Modify to "result.encode('utf8')" will be better ,because most server can handle with utf8, but many of them do not support the style of "email.utils.encode_rfc2231(value, 'utf-8')"

Lukasa commented 9 years ago

@zhangchunlin What does 'most servers' mean? Which servers? Which versions of those servers? Why don't they implement RFC 2231?

sigmavirus24 commented 9 years ago

@zhangchunlin if those servers do not implement a standard that is 18 years old, I fail to see why we should be forced to violate the standard.

zhangchunlin commented 9 years ago

@Lukasa OK, I didn't test so much, my statement maybe wrong. I just found that the behavior of requests wasn't same as browser(for example chrome), what I thought is that the method chrome using is workable.

@sigmavirus24 I will try to make clear and submit issue to those server if needed.

WishCow commented 9 years ago

It seems PHP is also affected by this, if you try to upload a file to a server running PHP, with the name 'fårikål.txt', it will throw a warning: "PHP Warning: File Upload Mime headers garbled in Unknown on line 0".

This is PHP 5.6.14.

sigmavirus24 commented 9 years ago

@WishCow I'm not certain what result you expect to see if you're filing a PHP bug against another project. It seems frameworks in Perl, Ruby, and Python all appropriately support RFC 2231. If PHP 5.6.14 doesn't support an 18 year old standard, you should file a bug with PHP.

WishCow commented 9 years ago

Just leaving a note here, in case other people encounter this issue, it took me a long time to find the cause.

sigmavirus24 commented 9 years ago

@WishCow you'll probably have a better time putting together some minimal bit of PHP code and filing a bug with PHP. This comment will help others, but filing a bug to get this fixed in PHP would help a lot more people.

WishCow commented 9 years ago

Actually I was about to do that, and I whipped up a quick example of the upload with curl, but that seems to work.
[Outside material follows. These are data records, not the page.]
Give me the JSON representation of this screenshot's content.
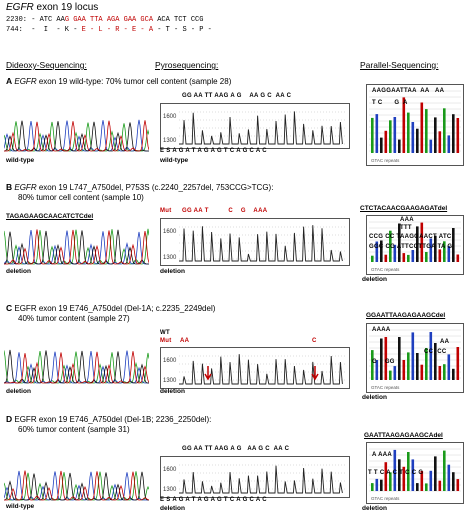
{
  "locus": {
    "gene": "EGFR",
    "rest": " exon 19 locus"
  },
  "seq_line1": {
    "prefix": "2230: - ATC AA",
    "red": "G GAA TTA AGA GAA GCA",
    "suffix": " ACA TCT CCG"
  },
  "seq_line2": {
    "prefix": "744:  -  I  - K - ",
    "red": "E - L - R - E - A",
    "suffix": " - T - S - P -"
  },
  "headers": {
    "dideoxy": "Dideoxy-Sequencing:",
    "pyro": "Pyrosequencing:",
    "parallel": "Parallel-Sequencing:"
  },
  "sections": [
    {
      "letter": "A",
      "line1_italic": "EGFR",
      "line1": " exon 19 wild-type: 70% tumor cell content (sample 28)",
      "line2": "",
      "dideoxy_label": "wild-type",
      "pyro_label": "wild-type",
      "parallel_label": "",
      "pyro_top": "GG AA TT AAG A G    AA G C  AA C",
      "pyro_bottom": "E S A G A T A G A G T C A G C A C",
      "par_top": "AAGGAATTAA  AA   AA",
      "par_mid": "T C      G  A",
      "dideoxy_seq": "",
      "parallel_seq": ""
    },
    {
      "letter": "B",
      "line1_italic": "EGFR",
      "line1": " exon 19 L747_A750del, P753S (c.2240_2257del, 753CCG>TCG):",
      "line2": "80% tumor cell  content (sample 10)",
      "dideoxy_label": "deletion",
      "pyro_label": "deletion",
      "parallel_label": "deletion",
      "dideoxy_seq": "TAGAGAAGCAACATCTCdel",
      "pyro_mut": "Mut",
      "pyro_top": "GG AA T          C    G    AAA",
      "parallel_seq": "CTCTACAACGAAGAGATdel",
      "par_top": "AAA",
      "par_mid": "TTT",
      "par_l1": "CCG CC TAAGGAACT ATC",
      "par_l2": "GGC CG ATTCCTTGA TA G"
    },
    {
      "letter": "C",
      "line1": "EGFR exon 19 E746_A750del (Del-1A; c.2235_2249del)",
      "line2": "40% tumor content (sample 27)",
      "dideoxy_label": "deletion",
      "pyro_label": "deletion",
      "parallel_label": "deletion",
      "pyro_wt": "WT",
      "pyro_mut": "Mut",
      "pyro_aa": "AA",
      "pyro_c": "C",
      "parallel_seq": "GGAATTAAGAGAAGCdel",
      "par_top": "AAAA",
      "par_mid": "AA",
      "par_l1": "CC  CC",
      "par_l2": "G    GG"
    },
    {
      "letter": "D",
      "line1": "EGFR exon 19 E746_A750del (Del-1B; 2236_2250del):",
      "line2": "60% tumor content (sample 31)",
      "dideoxy_label": "wild-type",
      "pyro_label": "deletion",
      "parallel_label": "deletion",
      "pyro_top": "GG AA TT AAG A G   AA G C  AA C",
      "pyro_bottom": "E S A G A T A G A G T C A G C A C",
      "parallel_seq": "GAATTAAGAGAAGCAdel",
      "par_l1": "A AAA",
      "par_l2": "T T C A C T C C G"
    }
  ],
  "axis": {
    "t1600": "1600",
    "t1300": "1300"
  },
  "gtac": "GTAC repeats",
  "colors": {
    "red": "#c00000",
    "green": "#1a9a1a",
    "blue": "#1f3fbf",
    "black": "#111111"
  }
}
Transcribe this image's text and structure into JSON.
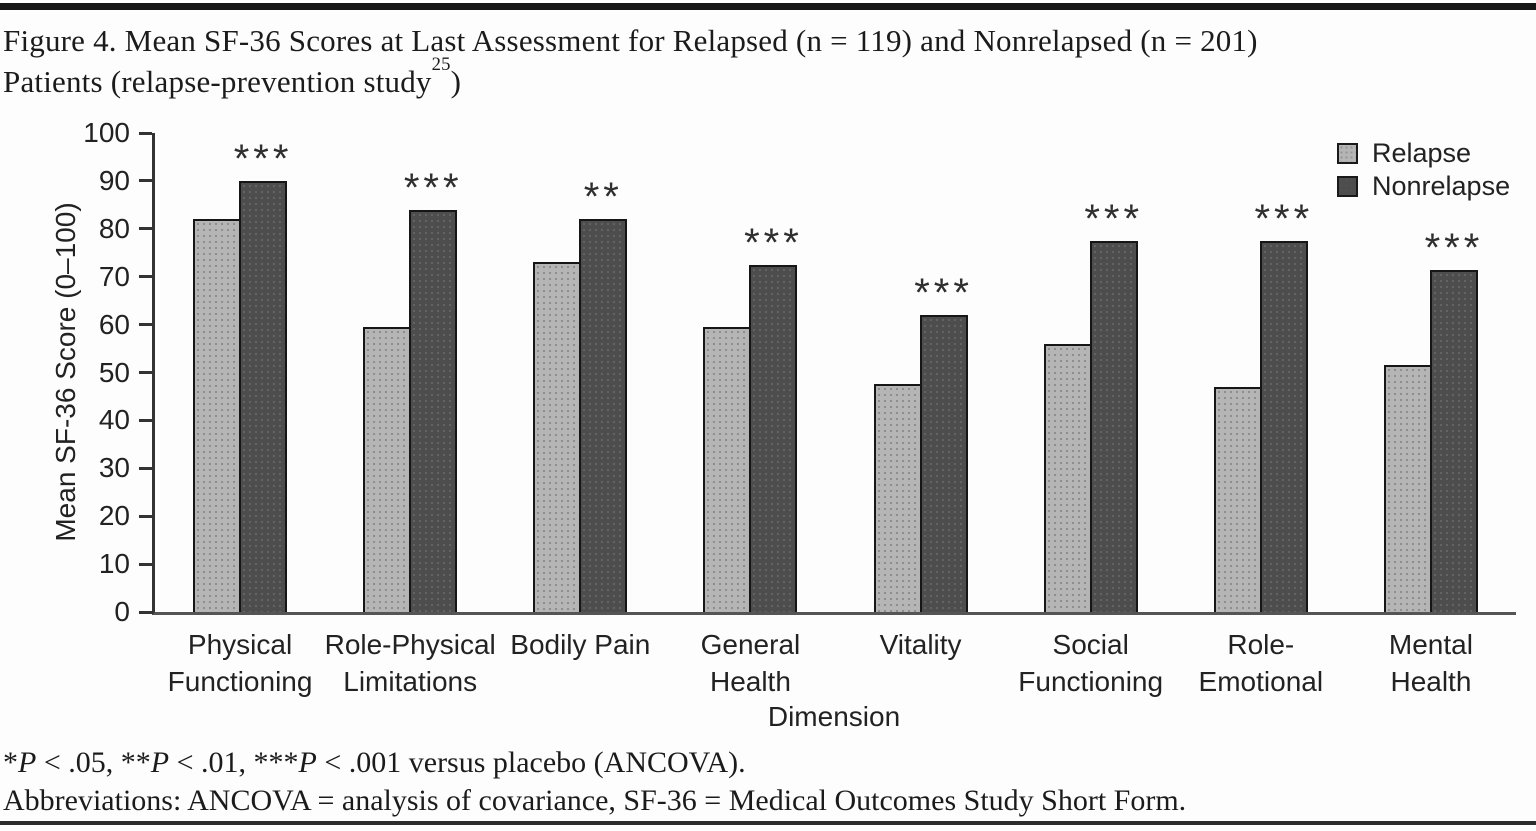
{
  "figure": {
    "title_line1": "Figure 4. Mean SF-36 Scores at Last Assessment for Relapsed (n = 119) and Nonrelapsed (n = 201)",
    "title_line2_parts": [
      {
        "text": "Patients (relapse-prevention study"
      },
      {
        "text": "25",
        "super": true
      },
      {
        "text": ")"
      }
    ]
  },
  "chart_data": {
    "type": "bar",
    "title": "Mean SF-36 Scores at Last Assessment for Relapsed and Nonrelapsed Patients",
    "xlabel": "Dimension",
    "ylabel": "Mean SF-36 Score (0–100)",
    "ylim": [
      0,
      100
    ],
    "ytick_interval": 10,
    "grid": false,
    "legend_position": "top-right",
    "categories": [
      [
        "Physical",
        "Functioning"
      ],
      [
        "Role-Physical",
        "Limitations"
      ],
      [
        "Bodily Pain"
      ],
      [
        "General",
        "Health"
      ],
      [
        "Vitality"
      ],
      [
        "Social",
        "Functioning"
      ],
      [
        "Role-",
        "Emotional"
      ],
      [
        "Mental",
        "Health"
      ]
    ],
    "series": [
      {
        "name": "Relapse",
        "color": "#b5b5b5",
        "values": [
          82,
          59.5,
          73,
          59.5,
          47.5,
          56,
          47,
          51.5
        ]
      },
      {
        "name": "Nonrelapse",
        "color": "#4d4d4d",
        "values": [
          90,
          84,
          82,
          72.5,
          62,
          77.5,
          77.5,
          71.5
        ]
      }
    ],
    "significance_markers": [
      "***",
      "***",
      "**",
      "***",
      "***",
      "***",
      "***",
      "***"
    ]
  },
  "footnotes": {
    "line1_parts": [
      {
        "text": "*"
      },
      {
        "text": "P",
        "italic": true
      },
      {
        "text": " < .05, **"
      },
      {
        "text": "P",
        "italic": true
      },
      {
        "text": " < .01, ***"
      },
      {
        "text": "P",
        "italic": true
      },
      {
        "text": " < .001 versus placebo (ANCOVA)."
      }
    ],
    "line2": "Abbreviations: ANCOVA = analysis of covariance, SF-36 = Medical Outcomes Study Short Form."
  },
  "colors": {
    "relapse_bar": "#b5b5b5",
    "nonrelapse_bar": "#4d4d4d",
    "bar_border": "#161616",
    "axis": "#333333",
    "baseline": "#555555",
    "text": "#1c1c1c",
    "top_bar": "#161616",
    "bottom_rule": "#2c2c2c",
    "background": "#fdfdfd"
  }
}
Now I'm confused, is there another RFC that describes how filenames should be handled, that curl (and PHP) might be implementing?

So this:

curl -v -F får.txt=@/tmp/test.txt http://myserver.local

Does produce the correct output from the handling PHP script.

sigmavirus24 commented 9 years ago

Run netcat locally and send the curl request to that.
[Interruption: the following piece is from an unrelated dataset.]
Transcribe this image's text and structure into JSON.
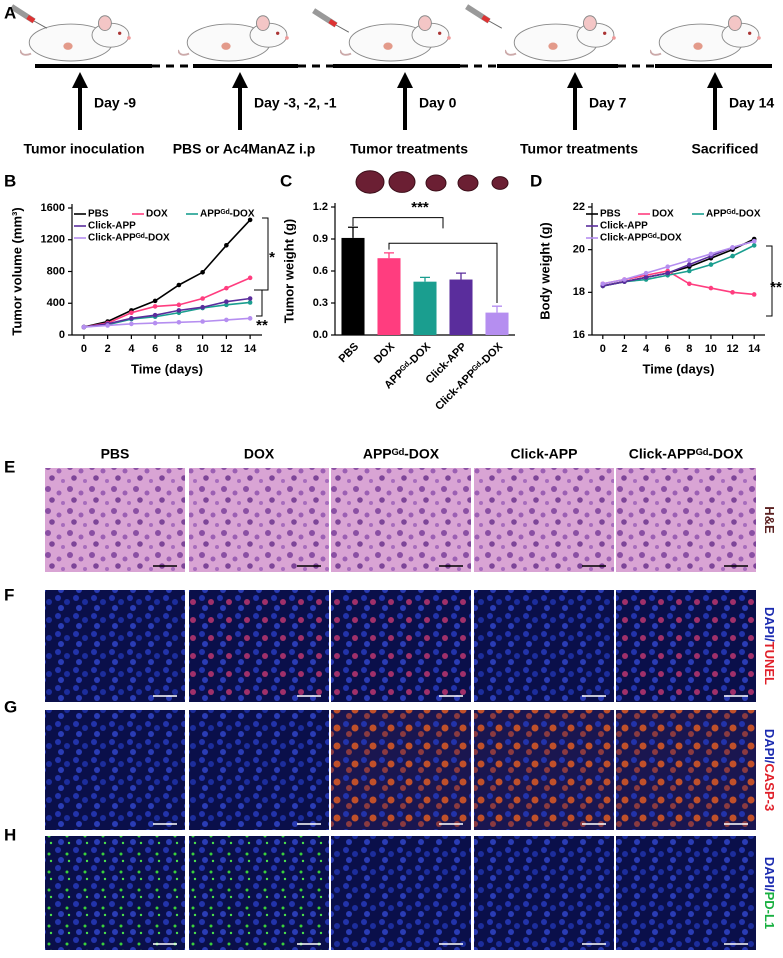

Curl might be violating the RFC because support for the spec has lagged behind.

WishCow commented 9 years ago

The command

curl -F får='@/tmp/test.txt;filename=får.txt' localhost:14511

Results in the netcat output:

POST / HTTP/1.1
Host: localhost:14511
User-Agent: curl/7.45.0
Accept: */*
Content-Length: 198
Expect: 100-continue
Content-Type: multipart/form-data; boundary=------------------------fb94c2e958ada9f0

--------------------------fb94c2e958ada9f0
Content-Disposition: form-data; name="får"; filename="får.txt"
Content-Type: text/plain

hello world

--------------------------fb94c2e958ada9f0--

So curl indeed does not seem to use the *= format that the RFC is describing.

sigmavirus24 commented 9 years ago

Yeah, so you can use httpie to produce a cURL like command that will probably trigger this for you.

sigmavirus24 commented 9 years ago

You could also write some PHP that uses RFC 2231.

WishCow commented 9 years ago

The SO post describes how to send files with the correct encoding, but I need to receive files, for which there doesn't seem to be a way, since the $_FILES superglobal gets populated before the userland script runs.

Thanks for the help though, in case someone else wants to track this in PHP: https://bugs.php.net/bug.php?id=70794

sigmavirus24 commented 9 years ago

@WishCow right, that's what I meant (instead of using curl use PHP).

Robbt commented 5 years ago

So I ran into this issue with a PHP server running Zend 1 and the solution that I came up with was to import urllib and then encode the filename like so files = {'file': (urllib.pathname2url(event.pathname), 'rb')} and it solved the problem for me. Just adding this in case it might help someone else who runs into this.

Robbt commented 5 years ago

That fix proved to introduce new problems because it changed the filenames in weird ways. I'm instead working on getting this PR in urllib3 to use HTML5 encoding vs. rfc2231 by default reopened. Hopefully this will allow this problem to be fixed for requests as well. I managed to rewrite the request I was using with my patched version of urllib3 based upon the currently closed PR and it worked.